Finalement, je suis heureuse de voir que certain(e)s finissent par accrocher avec ce texte. Je me disais que beaucoup n'avaient pas dû lire jusqu'au bout, effrayés de voir une mère de famille se lancer dans un bad trip! Les derniers échos que j'eus hier de cette affaire, disent que les protagonistes sont sur le flanc, n'ont jamais en 20 ans, vécu une expérience aussi remuante...comme quoi!
· Il y a plus de 12 ans ·divina-bonitas
En tout cas, j'aime beaucoup. Mais il faut partager chère Sophiescribouillarde !

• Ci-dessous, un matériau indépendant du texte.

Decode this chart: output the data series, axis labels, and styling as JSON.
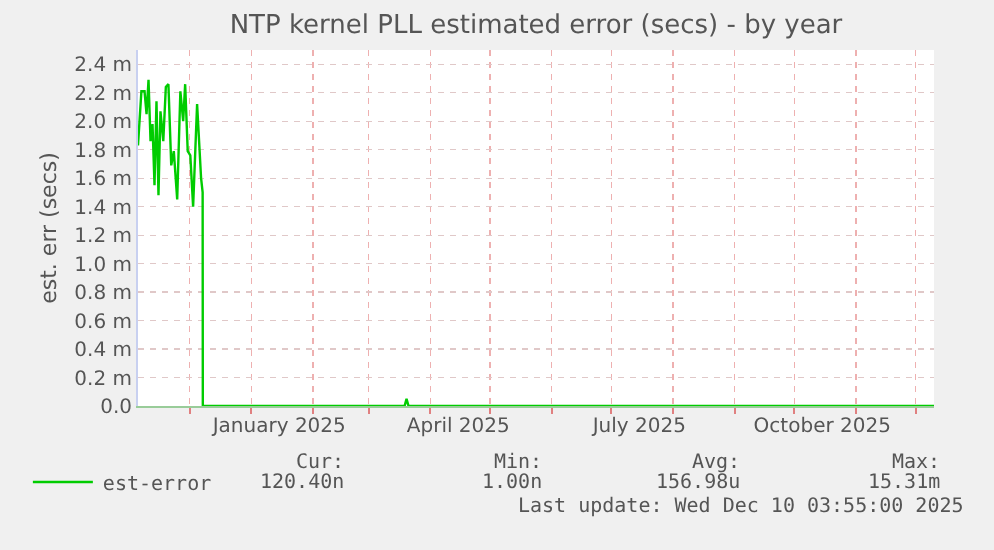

· Il y a presque 13 ans ·wen
Chaud les marrons chauds! Je savais que ce serait hot, mais quand même pas au point où ce le fut. Une dame s'est mise à hurler atteignant à vue d'oreille le La d'une soprano, pendant que j'appris consternée, que cette classe était un "océan de médiocrité". Je comprends que cette allégorie laisse sceptique certains lecteurs, peut paraître hors sujet, que ça ne fasse pas monter la tension attendue à l'endroit convenu. En même temps, quand on écrit une nouvelle, à priori, c'est pour sa chute, qui n'est pas toujours celle des reins. On verra bien! Merci Wen pour le commentaire.
· Il y a presque 13 ans ·divina-bonitas
Je n'avais jamais vu les choses sous cet angle. Mais pourquoi pas en effet. L'allégorie est plus qu'intéressante même si le plaisir n'est pas partagé par les participants. Tant pis pour cette fois. A l'abordage moussaillons !!!